10
votes

Our team is in the process of easing into TDD and struggling with best practices for unit tests. Our code under test uses dependency injection. Our tests generally follow the Arrange-Act-Assert kind of layout where we mock dependencies in the Arrange section with Moq.

Theoretically, unit tests should be a shield that protects you when you refactor. But it's turning into an anchor that prevents us from doing so. I'm trying to nail down where our process failure is.

Consider the simplified example:

  • XRepository.Save has it's signature and behavior/contract changed.
  • XController.Save uses XRepository.Save so it is refactored to use the new interface. But externally it's public contract has not changed.

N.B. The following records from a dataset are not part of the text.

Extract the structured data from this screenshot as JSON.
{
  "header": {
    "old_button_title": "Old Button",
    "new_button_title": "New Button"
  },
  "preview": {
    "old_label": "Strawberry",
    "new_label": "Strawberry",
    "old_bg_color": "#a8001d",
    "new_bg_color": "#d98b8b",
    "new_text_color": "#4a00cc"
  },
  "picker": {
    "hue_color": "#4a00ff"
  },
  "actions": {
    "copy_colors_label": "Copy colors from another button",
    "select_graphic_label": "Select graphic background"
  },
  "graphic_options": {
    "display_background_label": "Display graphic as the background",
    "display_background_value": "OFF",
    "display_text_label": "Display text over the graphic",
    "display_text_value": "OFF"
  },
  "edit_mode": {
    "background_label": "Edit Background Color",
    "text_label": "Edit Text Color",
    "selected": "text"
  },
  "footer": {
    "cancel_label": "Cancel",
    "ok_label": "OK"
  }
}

I would expect that controller tests do not need to be refactored, but instead prove to me that my new controller implementation honors the unchanged contract. But we have failed here as this is not the case.

Each controller test mocks the repository interface on the fly. They all need to be changed. Furthermore, since each test does not want to mock all interfaces and methods, we find our test tied to the particular implementation because it needs to know what methods to mock.

It becomes exponentially more difficult to refactor for the more tests we have! Or more accurately, the more times that we mock an interface.

So my questions:

  1. Any preference for using on-the-fly mocks in each test vs making a reusable hand-crafted mock for each interface?

  2. Given my story, am I missing some principle or falling into a common pitfall?

Thanks!

2
Whenever you need to mock something, first think if you can create mocks by hand.You will often find that on-the-fly mock usually give a smell of overt complexity. If that is the case then create manual mocks else go for on-the-fly mocksP.K

2 Answers

12
votes

Your not missing any principle, but it is a common problem. I think each team solves it (or not) in their own way.

Side Effects

You will continue to have this issue with any function which has side effects. I have found for side effect functions I have to make tests that assure some or all of the following:

  • That it was/was not called
  • The number of times it was called
  • What arguments were passed to it
  • Order of calls

Assuring this in test usually means violating encapsulation (I interact and know with the implementation). Anytime you do this, you will always implicitly couple the test to the implementation. This will cause you to have to update the test whenever you update the implementation portions that you are exposing/testing.

Reusable Mocks

I've used reusable mocks to great effect. The trade-off is that their implementation is more complex because it needs to be more complete. You do mitigate the cost of updating tests to accommodate refactors.

Acceptance TDD

Another option is to change what you're testing for. Since this is really about changing your testing strategy it is not something to enter into lightly. You may want to do a little analysis first and see if it would really be fit for your situation.

I used to do TDD with unit tests. I ran into a issues that I felt we shouldn't have had to deal with. Specifically around refactors I noticed we usually had to update many tests. These refactors were not within a unit of code, but rather the restructuring of major components. I know many people will say the problem was the frequent large changes, not the unit testing. There is probably some truth to the large changes being partially a result of our planning/architecture. However, it was also do to business decisions that caused changes in directions. These and other legitimate causes had the effect of necessitating large changes to the code. The end result was large refactors becoming more slow and painful as a result of all the test updates.

We also ran into bugs due to integration issues that unit tests did not cover. We did some by manual acceptance testing. We actually did quite a bit of work to make the acceptance tests as low touch as possible. They were still manual, and we felt like there was so much cross over between the unit tests and acceptance test that there should be a way to mitigate the cost of implementing both.

Then the company had layoffs. All of a sudden we didn't have the same amount of resources to throw at programming and maintenance. We were pushed to get the biggest return for everything we did including testing. We started by adding what we called partial stack tests to cover common integration problems we had. They turned out to be so effective that we started doing less classic unit testing. We also got rid of the manual acceptance tests (Selenium). We slowly pushed up where the tests started testing until we were essentially doing acceptance tests, but without the browser. We would simulate a GET, POST or PUT method to a particular controller and check the acceptance criteria.

  • The database was updated correctly
  • The correct HTTP status code was returned
  • A page was returned that:
    • was valid html 4.01 strict
    • contained the the information we wanted to send back to the user

We ended having less bugs. Specifically almost all the integration bugs, and bugs due to large refactors disappeared almost completely.

There were trade-offs. It just turned out the pros far outweighed the cons for out situation. Cons:

  • The test were usually more complicated, and almost everyone tests some side effects.
  • We can tell when something breaks, but it's not as targeted as the unit tests so we do have to do more debugging to track down where the problem is.
2
votes

I've struggled with this kind of issue myself and don't have an answer that I feel is solid, but here a tentative way of thinking. I observe two kinds of Unit tests

  1. There are tests where exercise the public Interface, these are very important if we are to refactor with confidence, they prove that we honour our contract to our clients. These tests are best served by a hand-crafted reusable mock which deals with a small subset of test data.
  2. There are "coverage" tests. These tend to be to prove that our implementation behaves correctly when dependencies misbehave. These I think need on the fly mocks to provoke particular implementation paths.